‘I am still very passionate to go out there, be there in the middle and win games for India. I know there is still room for improvements in terms of my batting and that is something I am working on... There are certain dimensions I would like to add to my batting...’
Shortly after she had let her bat do all the talking amid criticism of her strike rate, record-breaking Indian women's team skipper Mithali Raj hit back at her detractors, saying "I don't seek validation from people" after playing for so long.
Mithali, on Saturday, became the highest run-getter in women's cricket across formats while guiding India to a four-wicket win over England in the third and final ODI here.
As the discussion turned to the criticism around her strike rate at the post-match press conference, she responded strongly.
"I do read that the criticism is about my strike rate, but as I have said earlier also, I don't seek validation from people. I've played for a long time and I know that I have a certain responsibility in the team," Mithali said at the virtual press conference.
She made an unbeaten 75 off 86 balls.
"I don't look to please people. I'm here to play the role that is assigned to me by the team management. When you're chasing a target you pick your bowlers, you pick your length, you pick the areas.
"Because I'm in good flow, I need to make the best use of me in the middle and the entire batting unit revolves around me," said Mithali.
The ODI skipper said she only follows the instructions of the team management.
"That's the job that is given to me by the coach and I look forward to sort of not get bogged down because at some point I know that the top order is already in the dugout and it was important for me to understand the situation and how I can manoeuvre and try to get the match close as possible with the batters who are yet to come."
Mithali surpassed former England batter Charlotte Edwards' record for most runs when she went past 10,273.
Despite playing international cricket for over two decades, Mithali said her hunger for runs remains the same as she looks to add "new dimensions" to her batting.
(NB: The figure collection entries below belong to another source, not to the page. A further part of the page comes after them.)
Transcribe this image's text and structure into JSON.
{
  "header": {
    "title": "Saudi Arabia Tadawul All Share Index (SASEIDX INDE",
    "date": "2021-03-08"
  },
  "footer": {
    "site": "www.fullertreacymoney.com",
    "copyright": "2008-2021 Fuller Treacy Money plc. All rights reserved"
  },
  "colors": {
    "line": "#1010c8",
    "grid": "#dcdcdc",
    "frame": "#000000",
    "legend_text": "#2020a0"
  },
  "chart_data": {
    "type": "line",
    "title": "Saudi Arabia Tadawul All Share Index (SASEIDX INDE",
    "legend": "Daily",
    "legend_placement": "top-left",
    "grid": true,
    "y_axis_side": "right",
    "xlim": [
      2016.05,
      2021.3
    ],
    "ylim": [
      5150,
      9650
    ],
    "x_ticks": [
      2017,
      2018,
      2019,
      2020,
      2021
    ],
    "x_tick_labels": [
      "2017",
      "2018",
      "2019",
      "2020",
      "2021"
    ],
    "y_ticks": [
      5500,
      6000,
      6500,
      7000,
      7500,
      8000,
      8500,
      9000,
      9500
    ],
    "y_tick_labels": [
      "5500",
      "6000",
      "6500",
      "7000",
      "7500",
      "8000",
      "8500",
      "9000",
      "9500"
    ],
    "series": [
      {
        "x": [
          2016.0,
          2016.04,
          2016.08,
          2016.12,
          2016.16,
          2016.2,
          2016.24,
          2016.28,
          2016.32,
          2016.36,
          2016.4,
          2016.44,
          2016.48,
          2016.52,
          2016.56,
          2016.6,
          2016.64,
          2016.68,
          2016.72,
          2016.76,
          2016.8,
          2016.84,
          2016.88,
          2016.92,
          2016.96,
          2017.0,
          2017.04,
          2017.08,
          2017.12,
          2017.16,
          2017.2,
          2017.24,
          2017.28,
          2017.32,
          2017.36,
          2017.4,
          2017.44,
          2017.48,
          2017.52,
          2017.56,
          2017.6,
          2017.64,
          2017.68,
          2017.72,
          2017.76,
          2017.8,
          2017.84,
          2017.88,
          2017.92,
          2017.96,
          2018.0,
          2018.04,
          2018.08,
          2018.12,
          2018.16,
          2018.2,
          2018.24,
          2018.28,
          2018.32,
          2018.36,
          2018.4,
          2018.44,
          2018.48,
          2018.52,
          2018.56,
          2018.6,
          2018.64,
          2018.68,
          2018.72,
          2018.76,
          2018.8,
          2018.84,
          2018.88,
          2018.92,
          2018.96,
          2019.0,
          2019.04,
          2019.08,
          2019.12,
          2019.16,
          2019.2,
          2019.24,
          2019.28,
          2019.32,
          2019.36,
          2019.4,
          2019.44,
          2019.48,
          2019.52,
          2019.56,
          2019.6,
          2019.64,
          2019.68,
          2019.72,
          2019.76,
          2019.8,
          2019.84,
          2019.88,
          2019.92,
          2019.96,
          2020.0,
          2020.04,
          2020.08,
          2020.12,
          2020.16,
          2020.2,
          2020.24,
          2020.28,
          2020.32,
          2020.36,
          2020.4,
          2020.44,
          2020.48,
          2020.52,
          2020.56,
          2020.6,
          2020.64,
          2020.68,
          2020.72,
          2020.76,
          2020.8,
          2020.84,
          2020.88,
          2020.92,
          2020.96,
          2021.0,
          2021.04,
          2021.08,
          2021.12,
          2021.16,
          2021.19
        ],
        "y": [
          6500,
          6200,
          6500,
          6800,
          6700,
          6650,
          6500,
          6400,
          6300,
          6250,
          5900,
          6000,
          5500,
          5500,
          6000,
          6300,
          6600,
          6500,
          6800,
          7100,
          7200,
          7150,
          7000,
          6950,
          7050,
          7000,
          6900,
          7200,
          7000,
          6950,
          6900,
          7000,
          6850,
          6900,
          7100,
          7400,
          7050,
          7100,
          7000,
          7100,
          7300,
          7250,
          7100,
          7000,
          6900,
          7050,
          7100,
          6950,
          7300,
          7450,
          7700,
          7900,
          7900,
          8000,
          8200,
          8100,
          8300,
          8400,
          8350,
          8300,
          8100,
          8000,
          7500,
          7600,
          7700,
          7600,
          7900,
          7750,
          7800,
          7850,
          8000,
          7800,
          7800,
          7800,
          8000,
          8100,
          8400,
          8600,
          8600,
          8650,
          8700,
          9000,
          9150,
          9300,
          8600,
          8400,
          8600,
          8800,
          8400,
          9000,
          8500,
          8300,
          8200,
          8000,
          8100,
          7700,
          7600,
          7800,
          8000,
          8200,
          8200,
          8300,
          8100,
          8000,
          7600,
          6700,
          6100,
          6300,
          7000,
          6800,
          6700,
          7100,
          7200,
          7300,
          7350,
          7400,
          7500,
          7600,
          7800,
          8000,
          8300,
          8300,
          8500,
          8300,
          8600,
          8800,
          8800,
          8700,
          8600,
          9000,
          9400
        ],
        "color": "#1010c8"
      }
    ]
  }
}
"The way things have gone it wasn't an easy journey. It had its trials and challenges. I always believed that trials have a purpose," she said about her journey that started in Milton Keynes against Ireland on June 26, 1999.
"There were times when I wanted to give up for various reasons but something kept me going and here I am -- 22 years of international cricket -- but the hunger for runs have never sort of dried up.
"I am still very passionate to go out there, be there in the middle and win games for India. I know there is still room for improvements in terms of my batting and that is something I am working on... There are certain dimensions I would like to add to my batting..." she said.
Mitahli, who has retired from T20 cricket in 2019, has already hinted that next year's ODI World Cup, to be held in New Zealand from March 4 to April 3, could be her last hurrah.
"Chasing gives me a better picture of building an innings along with other batters in the middle. I am able to control the game. That really worked for me and also having some young girls in the team, it helps to guide them when you are in the middle."
Mithali heaped praise on all-rounder Sneh Rana, with whom she shared a valuable 50-run stand for the seventh wicket on Saturday, and said she has a bright future.
"Need to give credit to Sneh Rana because that partnership was very crucial. Definitely, at that slot we have always looked for somebody who have the shots to clear the field, strong shots all around and it helps to have a player who can also bowl.
She expects her deputy and T20 skipper Harmanpreet Kaur to hit form soon.
"It does happen with any player," Mithali said of Kaur's lean patch.
"Sometimes you're just not in form. But as a team and as a unit we back players who have been match-winners. We also know that single-handedly she has won games for us with her innings. This time around she needs the support of the team to back her."
She also backed young Jemmimah Rodrigues to get back to form.
"A young player -- obviously, she (Rodrigues) will take some time. It's just matter of experience and exposure for players like her.
"When a player goes through bad form, as (fellow) players, seniors, and team management we can give her the confidence and the backing, but it boils down to the player herself to have that belief to come out of the (bad) form."
Mithali said the win in the third ODI augurs well for the team going into the three-match T20 series, which starts on July 9.
"Yes, it is a confidence-booster because that's what I told the girls, I said - we're still in the series. Winning a game like this puts pressure on them. Getting into the T20s, the entire unit should be confident."